J.M. Keynes Letter Signed.

Autograph Letter Signed By J.M. Keynes To "The Man Who Understood Keynes’ Mind More Than Any of His Contemporaries": Stockbroker and Close Friend Oswald Toynbee Falk

J.M. Keynes Letter Signed.

KEYNES, John Maynard [J.M.].

Item Number: 3757

St. Louis: St. Louis, 1917.

Autograph Letter Signed by J.M. Keynes To Oswald Toynbee Falk, a stockbroker and a close friend of Keynes. “[St Louis approaching New York] 11 Sept 1917. My dear Falk, I have had the enclosed letter from Herbert Samuel and have promised to do my best to secure such an article as he indicates. Will you try your hand? I should be very grateful if you would. I suspect that in your usual way you will disclaim the competence. But I would undertake to be the judge of that. In any case you might perhaps fortify yourself with collective wisdom by getting your dining party to discuss it first. I am not sure it wouldn’t prove a very instructive topic. If so, perhaps I might bring Mr. Samuel as a guest? I expect to be back in England by the end of the first week of October. Sincerely yours J.M. Keynes.” Written on printed letterhead of the Royal Economic Society, Kings College, Cambridge (From Mr. J. M. Keynes, Editor of the Economic Journal). Housed in a custom half morocco clamshell box. Letters signed by Keynes seldom enter the marketplace.

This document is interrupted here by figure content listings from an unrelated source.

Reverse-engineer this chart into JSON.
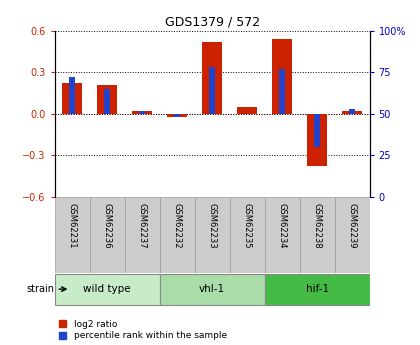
{
  "title": "GDS1379 / 572",
  "samples": [
    "GSM62231",
    "GSM62236",
    "GSM62237",
    "GSM62232",
    "GSM62233",
    "GSM62235",
    "GSM62234",
    "GSM62238",
    "GSM62239"
  ],
  "log2_ratio": [
    0.22,
    0.21,
    0.02,
    -0.02,
    0.52,
    0.05,
    0.54,
    -0.38,
    0.02
  ],
  "percentile_rank": [
    72,
    65,
    52,
    48,
    78,
    50,
    77,
    30,
    53
  ],
  "groups": [
    {
      "label": "wild type",
      "start": 0,
      "end": 3,
      "color": "#c8ecc8"
    },
    {
      "label": "vhl-1",
      "start": 3,
      "end": 6,
      "color": "#a8dca8"
    },
    {
      "label": "hif-1",
      "start": 6,
      "end": 9,
      "color": "#44bb44"
    }
  ],
  "ylim_left": [
    -0.6,
    0.6
  ],
  "ylim_right": [
    0,
    100
  ],
  "yticks_left": [
    -0.6,
    -0.3,
    0.0,
    0.3,
    0.6
  ],
  "yticks_right": [
    0,
    25,
    50,
    75,
    100
  ],
  "bar_color_red": "#cc2200",
  "bar_color_blue": "#2244cc",
  "tick_label_color_left": "#cc2200",
  "tick_label_color_right": "#0000cc",
  "red_bar_width": 0.55,
  "blue_bar_width": 0.18,
  "legend_red": "log2 ratio",
  "legend_blue": "percentile rank within the sample",
  "sample_box_color": "#cccccc",
  "sample_box_edge": "#999999"
}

Oswald Falk is regarded by Robert Skidelsky as the man who understood John Maynard Keynes’ mind more than any of his contemporaries. He argues that it was Falk who gave Keynes’ his superb understanding of the unruly financial mechanism of capitalism? which distinguished his work from that of his contemporaries (Skidelsky, 1992, 25). The London stockbroker, Nicholas Davenport, recalled that Falk spent a lot of time with Keynes speculating in currency and commodity deals. According to the economist Tommy Balogh who worked for Falk it was his mentor who gave Keynes the insights to develop his theory of liquidity preference by understanding the gilt-edged securities market. Skidelsky regretted that Falk, the most perceptive contemporary Keynes-watcher did not write a memoir of Keynes when perhaps he could have.